More years of education positively influenced performance on tasks that tested attention, executive function, memory and constructional ability. The duration of formal academic training reflected good pre-morbid functioning, intellectual level and a higher level of information-processing skills in the past. Patients with good education thus did well on cognitive tasks because of this inherent capability. A parallel can be drawn with the influence of education on cognitive changes reported in other neurological disorders.21–23 Cognitive deficits have been found to remain relatively stable throughout the course of schizophrenia.24 We also found that all measures, except two measures of executive function on the WCST and one of verbal memory, were stable over a range of illness duration.

We observed that negative symptoms had a strong association with cognitive dysfunction in all the domains.

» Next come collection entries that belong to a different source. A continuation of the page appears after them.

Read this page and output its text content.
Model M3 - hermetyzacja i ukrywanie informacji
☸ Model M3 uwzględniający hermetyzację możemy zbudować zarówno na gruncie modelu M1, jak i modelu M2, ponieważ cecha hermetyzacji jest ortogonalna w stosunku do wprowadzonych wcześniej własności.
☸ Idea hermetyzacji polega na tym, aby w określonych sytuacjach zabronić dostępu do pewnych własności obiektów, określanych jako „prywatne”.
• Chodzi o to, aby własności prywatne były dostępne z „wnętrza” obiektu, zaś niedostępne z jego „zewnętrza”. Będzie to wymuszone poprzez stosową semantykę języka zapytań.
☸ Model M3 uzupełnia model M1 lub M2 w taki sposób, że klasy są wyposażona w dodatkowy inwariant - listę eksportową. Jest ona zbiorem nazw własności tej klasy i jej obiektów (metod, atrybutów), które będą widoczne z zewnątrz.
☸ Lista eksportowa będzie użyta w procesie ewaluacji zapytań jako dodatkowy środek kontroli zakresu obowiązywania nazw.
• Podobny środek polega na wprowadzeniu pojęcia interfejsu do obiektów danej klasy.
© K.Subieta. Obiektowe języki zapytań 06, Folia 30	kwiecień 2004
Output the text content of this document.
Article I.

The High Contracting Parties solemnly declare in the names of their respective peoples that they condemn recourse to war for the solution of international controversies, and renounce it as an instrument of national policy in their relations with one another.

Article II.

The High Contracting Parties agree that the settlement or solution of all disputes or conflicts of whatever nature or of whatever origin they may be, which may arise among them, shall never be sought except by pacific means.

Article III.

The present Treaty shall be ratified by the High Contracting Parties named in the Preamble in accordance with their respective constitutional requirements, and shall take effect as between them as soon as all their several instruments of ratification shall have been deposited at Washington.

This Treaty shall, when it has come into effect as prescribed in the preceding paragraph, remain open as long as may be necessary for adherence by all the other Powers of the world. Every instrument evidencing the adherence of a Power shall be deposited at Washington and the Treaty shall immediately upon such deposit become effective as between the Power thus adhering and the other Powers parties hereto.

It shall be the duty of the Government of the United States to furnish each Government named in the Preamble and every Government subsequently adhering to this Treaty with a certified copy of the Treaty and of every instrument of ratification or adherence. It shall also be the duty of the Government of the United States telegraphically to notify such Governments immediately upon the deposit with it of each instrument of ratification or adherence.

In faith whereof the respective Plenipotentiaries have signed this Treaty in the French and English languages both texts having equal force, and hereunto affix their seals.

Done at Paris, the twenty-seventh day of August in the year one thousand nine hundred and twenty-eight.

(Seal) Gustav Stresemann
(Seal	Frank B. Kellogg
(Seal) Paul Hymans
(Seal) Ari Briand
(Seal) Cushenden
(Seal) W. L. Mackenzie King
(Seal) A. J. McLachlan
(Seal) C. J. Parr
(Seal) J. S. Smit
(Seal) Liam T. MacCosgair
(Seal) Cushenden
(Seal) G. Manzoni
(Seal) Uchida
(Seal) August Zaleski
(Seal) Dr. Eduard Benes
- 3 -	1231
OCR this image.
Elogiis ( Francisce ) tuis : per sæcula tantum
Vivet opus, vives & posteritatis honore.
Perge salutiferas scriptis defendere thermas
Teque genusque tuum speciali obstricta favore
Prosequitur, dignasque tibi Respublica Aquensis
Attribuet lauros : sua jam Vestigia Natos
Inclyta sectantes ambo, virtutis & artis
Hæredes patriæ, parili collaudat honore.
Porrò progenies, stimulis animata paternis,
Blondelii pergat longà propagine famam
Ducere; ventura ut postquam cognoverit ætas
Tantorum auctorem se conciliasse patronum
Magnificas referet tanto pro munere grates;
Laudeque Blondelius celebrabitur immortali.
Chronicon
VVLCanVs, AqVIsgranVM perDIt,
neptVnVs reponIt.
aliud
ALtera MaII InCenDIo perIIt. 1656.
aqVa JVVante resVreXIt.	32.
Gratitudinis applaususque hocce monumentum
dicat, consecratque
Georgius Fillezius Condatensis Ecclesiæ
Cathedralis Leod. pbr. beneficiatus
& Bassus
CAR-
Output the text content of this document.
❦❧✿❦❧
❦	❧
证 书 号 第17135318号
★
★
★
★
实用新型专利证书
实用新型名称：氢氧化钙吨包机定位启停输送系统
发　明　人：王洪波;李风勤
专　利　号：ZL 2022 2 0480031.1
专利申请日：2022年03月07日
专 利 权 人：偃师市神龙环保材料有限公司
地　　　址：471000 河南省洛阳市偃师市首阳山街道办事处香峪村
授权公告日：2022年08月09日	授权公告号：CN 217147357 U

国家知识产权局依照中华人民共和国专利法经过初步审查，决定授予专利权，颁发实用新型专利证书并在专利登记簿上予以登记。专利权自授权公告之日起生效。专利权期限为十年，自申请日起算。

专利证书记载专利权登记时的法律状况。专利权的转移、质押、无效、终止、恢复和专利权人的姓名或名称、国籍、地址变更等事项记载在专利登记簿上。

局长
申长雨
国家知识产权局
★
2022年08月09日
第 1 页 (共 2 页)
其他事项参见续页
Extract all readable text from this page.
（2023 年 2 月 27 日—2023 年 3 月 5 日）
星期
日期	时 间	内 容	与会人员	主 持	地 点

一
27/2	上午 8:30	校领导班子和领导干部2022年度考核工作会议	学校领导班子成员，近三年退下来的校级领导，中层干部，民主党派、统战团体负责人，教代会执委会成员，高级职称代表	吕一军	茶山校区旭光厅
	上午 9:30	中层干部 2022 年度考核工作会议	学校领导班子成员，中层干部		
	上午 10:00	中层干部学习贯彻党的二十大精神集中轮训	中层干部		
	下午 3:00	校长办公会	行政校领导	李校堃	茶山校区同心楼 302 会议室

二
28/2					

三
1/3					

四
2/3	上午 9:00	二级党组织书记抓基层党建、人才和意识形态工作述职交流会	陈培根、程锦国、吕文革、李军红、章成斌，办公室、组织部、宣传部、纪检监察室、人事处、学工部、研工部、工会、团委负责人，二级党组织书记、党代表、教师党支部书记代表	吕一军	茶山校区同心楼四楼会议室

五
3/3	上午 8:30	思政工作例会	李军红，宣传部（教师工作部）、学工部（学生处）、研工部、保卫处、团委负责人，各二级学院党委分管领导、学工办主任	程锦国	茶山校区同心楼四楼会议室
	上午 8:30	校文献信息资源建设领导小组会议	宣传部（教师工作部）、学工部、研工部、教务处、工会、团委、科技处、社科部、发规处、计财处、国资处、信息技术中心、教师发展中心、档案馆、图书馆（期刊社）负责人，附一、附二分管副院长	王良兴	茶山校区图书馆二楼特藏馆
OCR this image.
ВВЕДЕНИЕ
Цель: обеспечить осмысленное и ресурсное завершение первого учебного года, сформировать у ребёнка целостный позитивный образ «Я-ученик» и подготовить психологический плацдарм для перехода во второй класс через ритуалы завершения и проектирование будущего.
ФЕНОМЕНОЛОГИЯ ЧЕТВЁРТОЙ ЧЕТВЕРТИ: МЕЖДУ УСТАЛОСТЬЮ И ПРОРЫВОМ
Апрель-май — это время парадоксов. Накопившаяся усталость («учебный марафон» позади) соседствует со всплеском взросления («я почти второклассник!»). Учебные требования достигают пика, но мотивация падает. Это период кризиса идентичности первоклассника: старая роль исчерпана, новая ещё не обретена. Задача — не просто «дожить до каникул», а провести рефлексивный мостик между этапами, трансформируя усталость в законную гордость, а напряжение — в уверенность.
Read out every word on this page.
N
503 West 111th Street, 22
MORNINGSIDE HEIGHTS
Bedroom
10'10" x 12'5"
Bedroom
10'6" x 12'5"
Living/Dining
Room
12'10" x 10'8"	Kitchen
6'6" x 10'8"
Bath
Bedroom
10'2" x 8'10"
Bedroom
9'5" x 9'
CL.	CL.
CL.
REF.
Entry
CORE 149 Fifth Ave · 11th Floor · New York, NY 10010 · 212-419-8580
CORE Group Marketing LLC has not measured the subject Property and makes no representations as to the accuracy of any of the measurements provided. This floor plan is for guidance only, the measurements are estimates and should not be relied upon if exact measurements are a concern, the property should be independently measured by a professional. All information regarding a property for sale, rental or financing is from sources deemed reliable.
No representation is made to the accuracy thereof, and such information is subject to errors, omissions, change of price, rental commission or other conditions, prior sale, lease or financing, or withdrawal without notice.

This finding is in agreement with the results of studies which showed that both positive and negative symptoms were associated with distinct neuropsychological deficits.25 Heydebrand et al.26 observed that negative symptoms were related more frequently to cognitive dysfunction than positive symptoms.

CONCLUSION

In a group of patients with chronic schizophrenia in India, the nature and degree of cognitive deficits and their relationship to gender, age and clinical factors are comparable with observations made in developed countries. It would be of interest to explore the relationship between cognitive deficits in, and outcome of, schizophrenia among Indian patients, as they have a better outcome than patients with schizophrenia in developed countries.